FORM OF EXPENSE WAIVER AND
REIMBURSEMENT AGREEMENT
AGREEMENT made this 29th day of November, 1999, between Battery Park
Funds, Inc., a Maryland corporation (hereinafter called "Corporation"), and
Nomura Corporate Research and Asset Management Inc., a Delaware corporation
(hereinafter called "NCRAM").
W I T N E S S E T H
WHEREAS, NCRAM has entered into an Investment Advisory Agreement with
the Corporation, pursuant to which NCRAM agrees to provide, or arrange for the
provision of, investment advisory and management services to the Corporation;
and
WHEREAS, the Corporation and NCRAM believe that capping the total
expenses of each class of shares of the Battery Park High Yield Fund (the
"Fund") of the Corporation will enable the Fund to target niches within the load
and no-load product market and will benefit the Fund;
NOW, THEREFORE, the parties hereto do hereby agree as follows:
1. EXPENSE WAIVER AND REIMBURSEMENT BY NCRAM. NCRAM agrees to reduce all or a
portion of its management fee and, if necessary, to bear certain other expenses
(including all expenses allocated pro-rata among the various classes of shares
of the Fund, and other expenses to the extent permitted by the Internal Revenue
Code of 1986, as amended) associated with operating the Fund to the extent
necessary to limit the Fund's annualized expenses to the annual rate of 1.25% of
average daily net assets for Class A shares and 1.00% of average daily net
assets for Class Y shares for the period from October 1, 1999 to September 30,
2000.
2. DUTY OF FUND TO REIMBURSE. Subject to approval by the Fund's Board of
Directors, the Fund agrees to reimburse NCRAM such deferred fees (but not
expenses borne) in later periods to the extent the Fund's expenses fall below
the annualized rates of 1.25% of average daily net assets for Class A shares and
1.00% of average daily net assets for Class Y shares; provided, however, that
the Fund is not obligated to pay any such deferred fees more than two years
after the end of the fiscal year in which the fee was deferred.

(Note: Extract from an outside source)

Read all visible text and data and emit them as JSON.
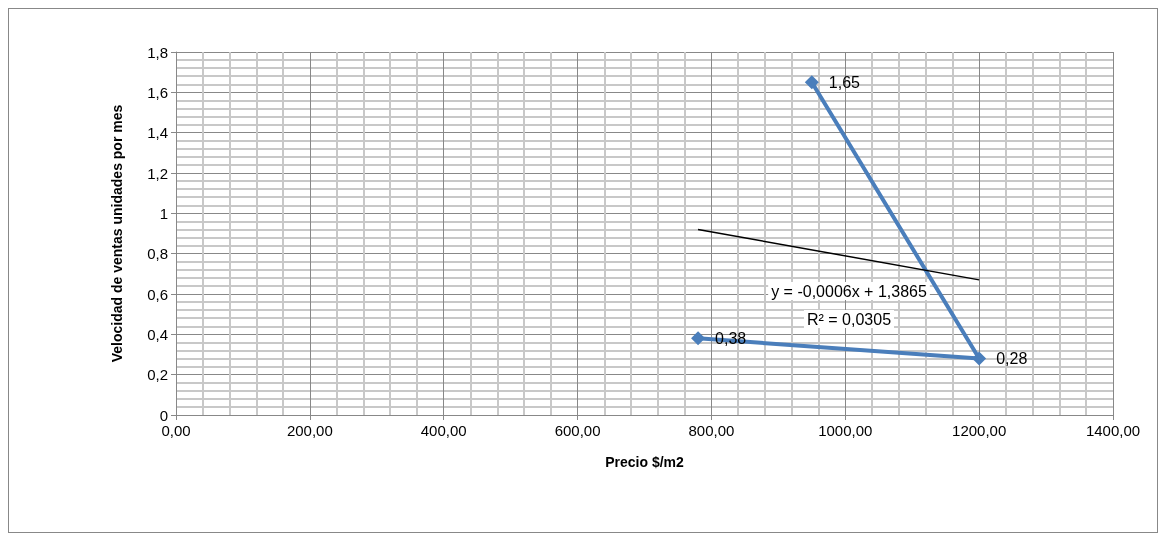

3. ASSIGNMENT. No assignment of this Agreement shall be made by NCRAM without
the prior consent of the Corporation.
4. DURATION AND TERMINATION. This Agreement shall be effective for the period
from October 1, 1999 to September 30, 2000, and shall continue in effect
thereafter unless terminated by either of the parties hereto upon written notice
to the other of not less than five (5) days. This Agreement shall automatically
terminate upon the termination of the Investment Advisory Agreement.
5. CHOICE OF LAW. This Agreement shall be construed in accordance with the laws
of New York.
IN WITNESS WHEREOF, the parties hereto have executed this Agreement as
of the date first above written.
BATTERY PARK FUNDS, INC.
By___________________________________________
Name: Xxxxxx Xxxxxx
Title: President
NOMURA CORPORATE RESEARCH AND ASSET MANAGEMENT INC.